Mais on n’a pas si souvent tenté de mesurer, de la manière la plus scientifique possible, les conséquences individuelles de cette attitude. Il est difficile de quantifier le bonheur. En revanche, on peut quantifier sans la moindre difficulté les réponses à des questionnaires.
Un premier type de réponses sert à établir si une personne, de son propre aveu, vénère la possession et l’apparence plutôt que le savoir et la sagesse. Une fois les participants à l’enquête placés, selon leurs propres réponses, aux divers degrés de l’échelle entre Diogène et Lady Gaga, on pose à nouveau toutes sortes de questions destinées à déterminer si la personne aime sa propre vie, et estime l’avoir réussie, selon ses propres critères.
On peut donc répondre à la question : « Les personnes matérialistes se jugent-elles heureuses ? »
Ce mécanisme a été appliqué, avec de nombreuses variantes, par de nombreuses équipes scientifiques. The High Price of Materialism a l’avantage de les rassembler et de nous les présenter.
Les résultats sont brutaux. « Edward Diener a observé le bonheur et la satisfaction de près de 5 000 adultes des États-Unis sur neuf ans. Certains d’entre eux ont obtenu de larges augmentations de leur richesse pendant ces neuf ans, d’autres n’ont eu que de modestes augmentations, et d’autres encore ont à peine réussi à suivre la hausse du coût de la vie. Cependant, les changements dans les revenus ne pouvaient pas prédire la satisfaction et le bonheur de ces individus. » Et ceci, à propos d’une étude de Philip Brickman : « Vingt-deux personnes qui avaient récemment gagné de grosses sommes d’argent à la loterie de l’État de l’Illinois ont été comparées à un groupe de contrôle, composé de gens qui vivaient à proximité des personnes récemment riches. Tous les participants à cette étude ont été interrogés quant à leur bonheur et au plaisir qu’ils tiraient d’expériences quotidiennes telles que parler avec un ami, manger son petit-déjeuner, écouter une histoire drôle, etc. […] Les gagnants étaient, en réalité, plutôt moins satisfaits de leur vie quotidienne. »
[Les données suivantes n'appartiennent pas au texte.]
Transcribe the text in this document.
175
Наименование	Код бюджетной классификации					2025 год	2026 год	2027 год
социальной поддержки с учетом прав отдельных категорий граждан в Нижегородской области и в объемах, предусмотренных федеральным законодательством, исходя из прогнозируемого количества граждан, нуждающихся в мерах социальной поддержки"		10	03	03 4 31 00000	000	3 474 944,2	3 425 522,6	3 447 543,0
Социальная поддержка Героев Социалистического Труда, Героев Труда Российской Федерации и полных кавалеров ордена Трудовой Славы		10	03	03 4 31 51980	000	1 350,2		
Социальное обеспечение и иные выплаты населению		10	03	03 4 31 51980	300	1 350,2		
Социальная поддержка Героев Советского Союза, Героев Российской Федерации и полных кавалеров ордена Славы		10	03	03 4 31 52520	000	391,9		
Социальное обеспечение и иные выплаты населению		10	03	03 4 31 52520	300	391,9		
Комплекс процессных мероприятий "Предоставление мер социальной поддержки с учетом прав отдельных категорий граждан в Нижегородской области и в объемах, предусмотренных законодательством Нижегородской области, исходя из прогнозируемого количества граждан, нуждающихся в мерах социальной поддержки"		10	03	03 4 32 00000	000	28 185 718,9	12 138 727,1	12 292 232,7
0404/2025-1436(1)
À ce point, le livre de Kasser introduit une autre étude menée par Sirgy, Meadow et Rahtz sur 1 200 adultes, aux États-Unis, en Australie, au Canada, en Chine et en Turquie. Il s’agissait là non seulement de vérifier que l’argent ne fait pas le bonheur, mais aussi de comprendre pourquoi. L’un des principaux suspects est, bien entendu, que courir après l’argent sert à compenser un manque psychologique. En particulier, l’impression que l’on est inférieur, que d’autres sont plus heureux, précisément parce qu’ils ont plus d’argent et de biens matériels. Or, selon cette étude, « les gens d’une orientation fortement matérialiste regardent beaucoup la télévision, se comparent défavorablement aux personnes qu’ils voient à la télévision, ne sont pas satisfaits de leur niveau de vie, ni d’ailleurs de leur vie en général. […] Parce qu’elles regardent beaucoup la télévision, les personnes matérialistes sont exposées à des images de richesse et de beauté qui les rendent insatisfaites de leur condition économique présente ».
Quant à une étude de Kasser lui-même avec des étudiants du Montana, elle montre que, à nouveau en n’utilisant que les déclarations mêmes des participants, plus une personne penche vers le matérialisme, moins elle se sent heureuse et satisfaite dans ses relations d’amitié et d’amour. Ce qui n’a rien de surprenant selon une étude d’Aaron Ahuvia : les clients d’un site de rencontres ont tendance à parler d’eux et d’elles-mêmes en termes commerciaux : « Je crois que je suis un bon produit pour ce marché. » Enfin, une petite étude, apparemment presque insignifiante, en dit pourtant plus que de longs volumes. Edward Deci a demandé à deux groupes de personnes de jouer avec un Soma (un casse-tête de la famille du cube de Rubik). Un groupe était bénévole, l’autre payé. Puis, alors que les participants croyaient que l’expérience était finie, on les faisait attendre, dans une pièce où se trouvaient d’autres objets, des magazines, d’autres jeux. Par un miroir sans tain, on regarda ce qu’ils faisaient. Ceux qui n’avaient pas été payés, en moyenne, continuèrent à jouer avec les Soma. Ceux qui avaient été payés, en moyenne, cessèrent de jouer.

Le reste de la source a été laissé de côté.